Trois ans après sa mise en application, comment la loi Matras du 25 novembre 2021 (voir encadré) s’est-elle déclinée sur le terrain ? Et surtout comment est-elle perçue par les services départementaux d’incendie et de secours (SDIS) et le Samu ? Pour répondre à cette question, Samu-Urgences de France (SUdF) a interrogé les Samu au cours du mois de juin 2024 sur leurs relations avec les impacts que la loi a pu avoir sur leurs relations avec les SDIS. Globalement, les 76 Samu répondants font état de retours plutôt positifs, seul un quart d’entre eux faisant état de difficultés, selon son bilan obtenu par Hospimedia.
Un champ de missions qui fait globalement consensus
Ainsi, depuis l’application de la loi, 70% des répondants indiquent « le champ mission du SDIS est défini de manière consensuelle entre le SDIS et le SAMU ». Seuls 23% rapportent que les missions sont imposées au Samu par le SDIS. Et si 45% rapportent l’émergence de tensions entre les deux services suite à la modification du champ des missions du SDIS, 20% d’entre eux ajoutent que celles-ci sont en réalité « à la marge ». Une proportion que l’on retrouve sur la question de l’engagement des véhicules de secours et d'assistance aux victimes (VSAV) : ils sont un quart (24%) à faire état de difficultés d’engagement de ces véhicules, et 24% à les nuancer en soulignant qu’elles sont également à la marge. Comment expliquer ces difficultés ? Sur les 27 Samu répondants qui en font part, ils sont la moitié (14) à estimer que le refus des pompiers d’engager un VSAV provient du fait qu’il se situe « « hors du champ missionnel », malgré un impact potentiel sur le patient. » Vient ensuite, pour 7 d’entre eux, un engagement marqué par un délai supérieur à celui demandé par le Samu.
Côté prise en charge, le consensus est également plutôt général. Un tiers des Samu jugent que « la détresse fonctionnelle justifiant l’urgence à agir » des SDIS, un nouvel item introduit par la loi Matras, fait encore objet de discussions entre les sapeurs-pompiers et eux. Quand elle est acceptée, elle concerne essentiellement des prises en charge relatives à des douleurs thoraciques (80%), des AVC (80%), des intoxications médicamenteuses à risque évolutif (72,5%), des ischémies aigües des membres (57,5%), ou des détresses neurologiques sans les critères de départs réflexes (55%), soit une intervention du SDIS lancée avant que le Samu intervienne en tant que régulateur lorsque l’appel est de nature à entraîner une perte de chance pour le patient.
Des divergences sur les carences ambulancières
Même chose au niveau des carences ambulancières, lorsque les SDIS interviennent sur prescription du Samu quand celui-ci ne peut pas envoyer de véhicules sanitaires pour transporter « malades, blessés ou de parturientes, pour des raisons de soins ou de diagnostic », selon la définition de la loi. « 68% des répondants considèrent que la définition des carences se fait dans le strict respect des textes réglementaires, à savoir en suivant la définition donnée par le SAMU », explique ainsi SUdF, tandis qu’ils sont 24% à considérer que la définition des carences est « basée sur une interprétation par le SDIS du motif d’engagement transmise par le SAMU. »

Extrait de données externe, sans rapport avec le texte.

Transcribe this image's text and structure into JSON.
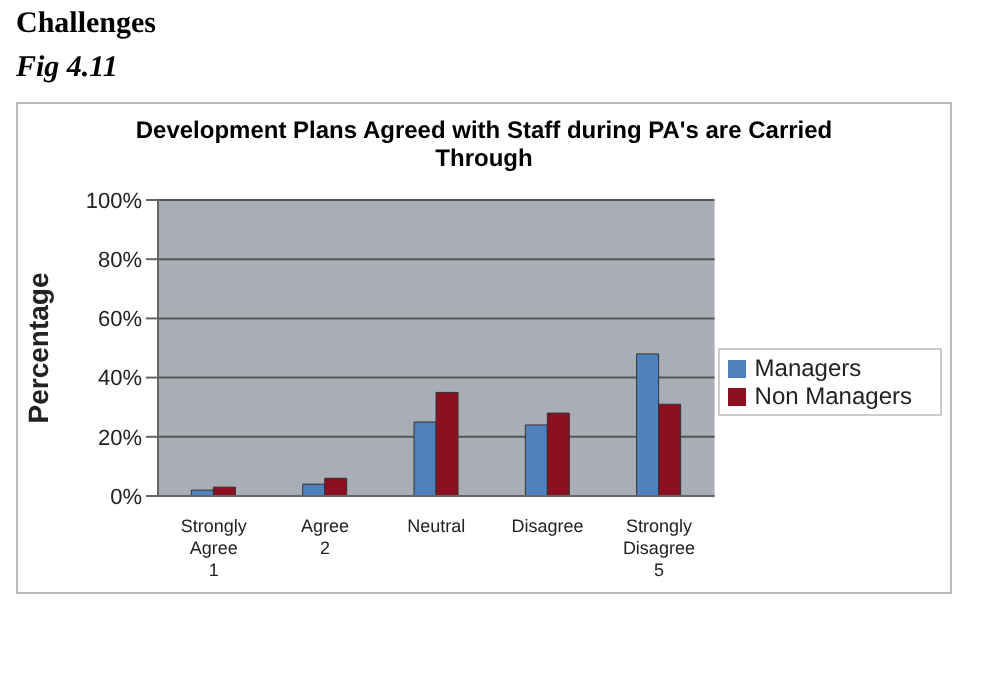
{
  "chart_data": {
    "type": "bar",
    "title": "Development Plans Agreed with Staff during PA's are Carried Through",
    "annotations": [
      "Challenges",
      "Fig 4.11"
    ],
    "ylabel": "Percentage",
    "categories": [
      "Strongly\nAgree\n1",
      "Agree\n2",
      "Neutral",
      "Disagree",
      "Strongly\nDisagree\n5"
    ],
    "series": [
      {
        "name": "Managers",
        "color": "#4f81bd",
        "values": [
          2,
          4,
          25,
          24,
          48
        ]
      },
      {
        "name": "Non Managers",
        "color": "#8b1020",
        "values": [
          3,
          6,
          35,
          28,
          31
        ]
      }
    ],
    "ylim": [
      0,
      100
    ],
    "yticks": [
      {
        "value": 0,
        "label": "0%"
      },
      {
        "value": 20,
        "label": "20%"
      },
      {
        "value": 40,
        "label": "40%"
      },
      {
        "value": 60,
        "label": "60%"
      },
      {
        "value": 80,
        "label": "80%"
      },
      {
        "value": 100,
        "label": "100%"
      }
    ],
    "grid": "y",
    "legend": "right"
  }
}
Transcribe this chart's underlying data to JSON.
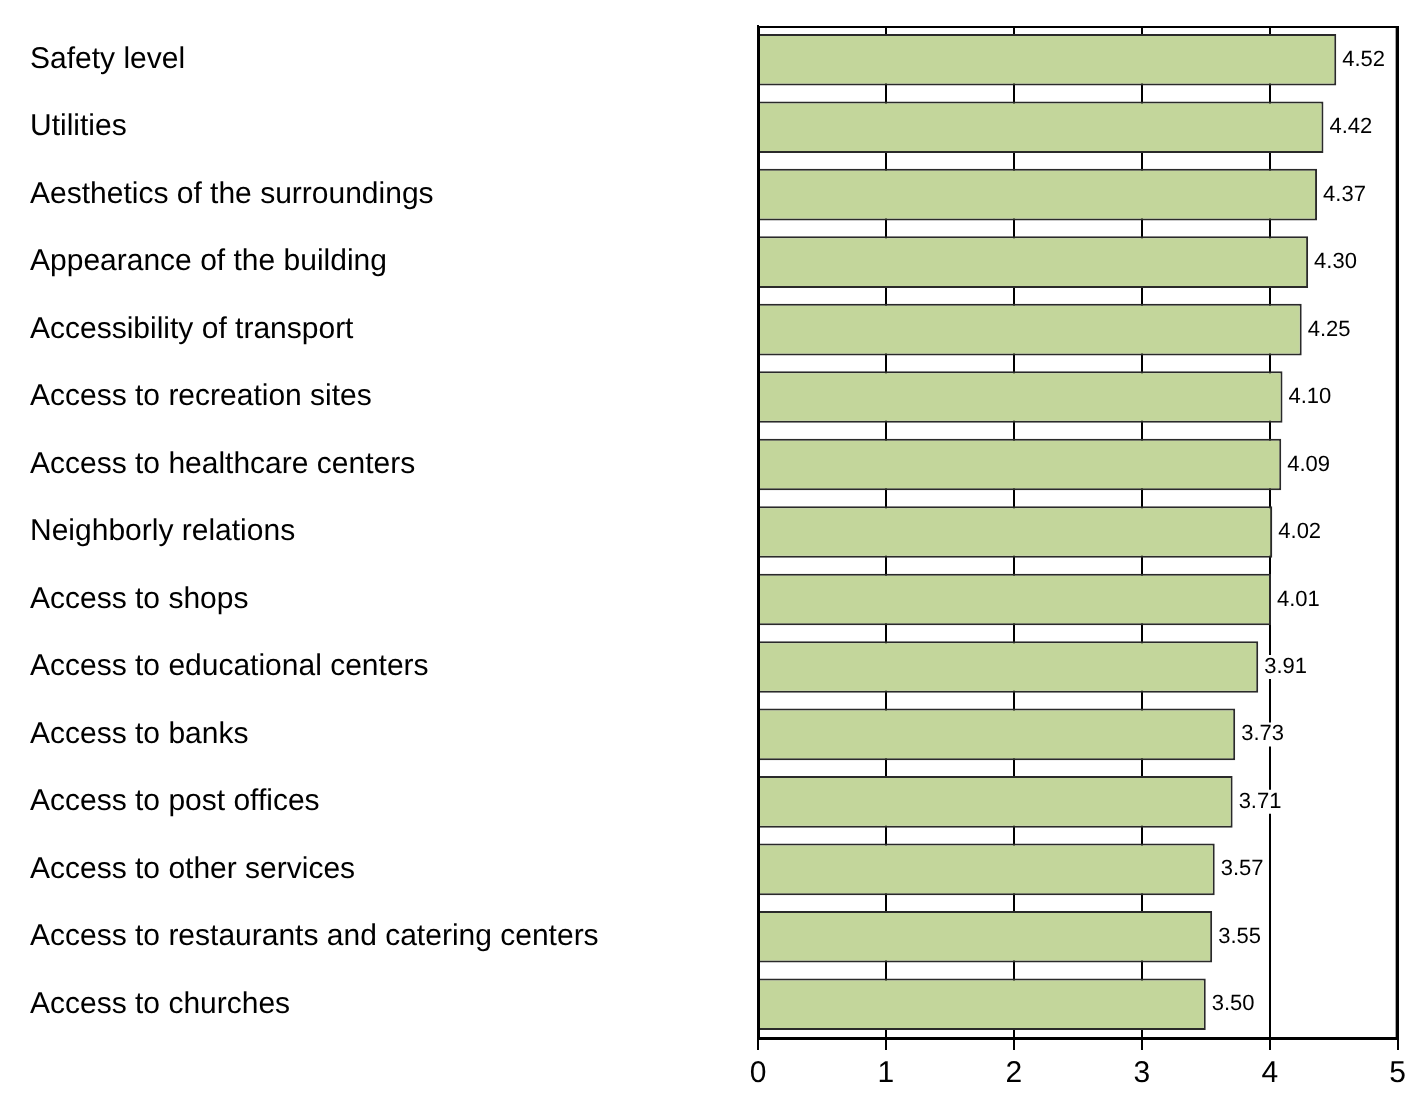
{
  "chart_data": {
    "type": "bar",
    "orientation": "horizontal",
    "categories": [
      "Safety level",
      "Utilities",
      "Aesthetics of the surroundings",
      "Appearance of the building",
      "Accessibility of transport",
      "Access to recreation sites",
      "Access to healthcare centers",
      "Neighborly relations",
      "Access to shops",
      "Access to educational centers",
      "Access to banks",
      "Access to post offices",
      "Access to other services",
      "Access to restaurants and catering centers",
      "Access to churches"
    ],
    "values": [
      4.52,
      4.42,
      4.37,
      4.3,
      4.25,
      4.1,
      4.09,
      4.02,
      4.01,
      3.91,
      3.73,
      3.71,
      3.57,
      3.55,
      3.5
    ],
    "color": "#c3d69b",
    "value_labels": [
      "4.52",
      "4.42",
      "4.37",
      "4.30",
      "4.25",
      "4.10",
      "4.09",
      "4.02",
      "4.01",
      "3.91",
      "3.73",
      "3.71",
      "3.57",
      "3.55",
      "3.50"
    ],
    "xlim": [
      0,
      5
    ],
    "xticks": [
      0,
      1,
      2,
      3,
      4,
      5
    ],
    "grid": "x",
    "legend": false
  }
}
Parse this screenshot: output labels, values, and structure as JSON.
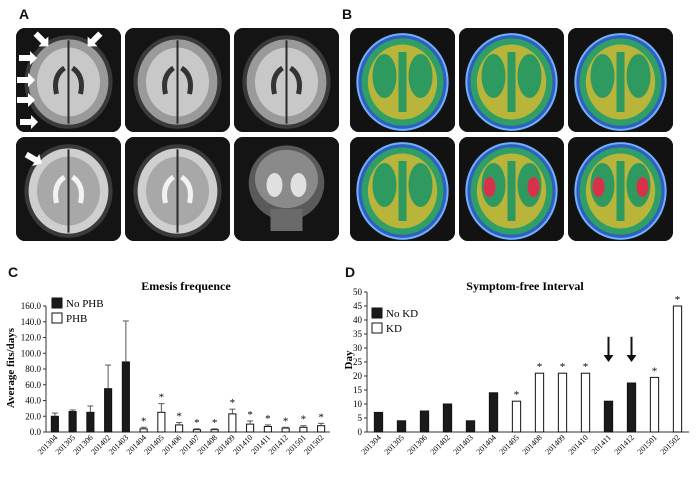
{
  "panels": {
    "a": "A",
    "b": "B",
    "c": "C",
    "d": "D"
  },
  "colors": {
    "bar_fill": "#1a1a1a",
    "bar_open": "#ffffff",
    "axis": "#333333"
  },
  "imaging": {
    "panel_a": {
      "rows": [
        [
          "mri-t1-axial-1",
          "mri-t1-axial-2",
          "mri-t1-axial-3"
        ],
        [
          "mri-t2-axial-1",
          "mri-t2-axial-2",
          "mri-t2-coronal"
        ]
      ],
      "arrows": "white-arrow-icon"
    },
    "panel_b": {
      "rows": [
        [
          "pet-axial-1",
          "pet-axial-2",
          "pet-axial-3"
        ],
        [
          "pet-axial-4",
          "pet-axial-5",
          "pet-axial-6"
        ]
      ]
    }
  },
  "chart_data": [
    {
      "type": "bar",
      "title": "Emesis frequence",
      "xlabel": "",
      "ylabel": "Average fits/days",
      "ylim": [
        0,
        160
      ],
      "yticks": [
        "0.0",
        "20.0",
        "40.0",
        "60.0",
        "80.0",
        "100.0",
        "120.0",
        "140.0",
        "160.0"
      ],
      "categories": [
        "201304",
        "201305",
        "201306",
        "201402",
        "201403",
        "201404",
        "201405",
        "201406",
        "201407",
        "201408",
        "201409",
        "201410",
        "201411",
        "201412",
        "201501",
        "201502"
      ],
      "series": [
        {
          "name": "No PHB",
          "values": [
            20,
            26,
            25,
            55,
            89,
            null,
            null,
            null,
            null,
            null,
            null,
            null,
            null,
            null,
            null,
            null
          ],
          "errors": [
            4,
            2,
            8,
            30,
            52,
            null,
            null,
            null,
            null,
            null,
            null,
            null,
            null,
            null,
            null,
            null
          ]
        },
        {
          "name": "PHB",
          "values": [
            null,
            null,
            null,
            null,
            null,
            4,
            25,
            9,
            3,
            3,
            23,
            10,
            7,
            5,
            6,
            8
          ],
          "errors": [
            null,
            null,
            null,
            null,
            null,
            2,
            11,
            3,
            1,
            1,
            6,
            4,
            2,
            1,
            2,
            3
          ]
        }
      ],
      "significance": [
        false,
        false,
        false,
        false,
        false,
        true,
        true,
        true,
        true,
        true,
        true,
        true,
        true,
        true,
        true,
        true
      ],
      "star": "*",
      "legend": "top-left"
    },
    {
      "type": "bar",
      "title": "Symptom-free Interval",
      "xlabel": "",
      "ylabel": "Day",
      "ylim": [
        0,
        50
      ],
      "yticks": [
        "0",
        "5",
        "10",
        "15",
        "20",
        "25",
        "30",
        "35",
        "40",
        "45",
        "50"
      ],
      "categories": [
        "201304",
        "201305",
        "201306",
        "201402",
        "201403",
        "201404",
        "201405",
        "201408",
        "201409",
        "201410",
        "201411",
        "201412",
        "201501",
        "201502"
      ],
      "series": [
        {
          "name": "No KD",
          "values": [
            7,
            4,
            7.5,
            10,
            4,
            14,
            null,
            null,
            null,
            null,
            11,
            17.5,
            null,
            null
          ]
        },
        {
          "name": "KD",
          "values": [
            null,
            null,
            null,
            null,
            null,
            null,
            11,
            21,
            21,
            21,
            null,
            null,
            19.5,
            45
          ]
        }
      ],
      "significance": [
        false,
        false,
        false,
        false,
        false,
        false,
        true,
        true,
        true,
        true,
        false,
        false,
        true,
        true
      ],
      "star": "*",
      "arrows_at": [
        "201411",
        "201412"
      ],
      "legend": "top-left"
    }
  ]
}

Quant à la définition des domaines d’intervention ne constituant pas une carence, si elle fait consensus avec l’exclusion des départs réflexes (à 95%) et des interventions sur la voie publique (à 85%), c’est moins le cas pour les interventions sur des « lieux remarquables » (maires, préfectures…) et sur les lieux recevant du public. 55% des Samu estiment que les premières devraient être exclues des carences, et 49% pour les secondes. Enfin, nombre de motifs d’intervention jugés à risque vital ou fonctionnel par les médecins régulateurs justifiant le recours à un SDIS sont contestés par ces derniers : 66% pour les douleurs abdominales, 38% pour les situations psychiatriques avec péril imminent, 38% pour les intoxications médicamenteuses avec risque évolutif, 33% pour les AVC, 32% pour les douleurs thoraciques, 24% pour les femmes enceintes aun3ème trimestre avec risque d’accouchement, et 17% pour les alcoolisations aigües, liste SUdF.
La loi 25 novembre 2021 visant à consolider notre modèle de sécurité civile et valoriser le volontariat des sapeurs-pompiers et les sapeurs-pompiers professionnels - ou Loi Matras - avait pour objectif de favoriser l'engagement des sapeurs-pompiers volontaires en reconnaissant notamment leur rôle dans les interventions relevant de l'aide médicale d'urgence. Elle introduisait également l'expérimentation sur 2 ans du numéro d'urgence unique.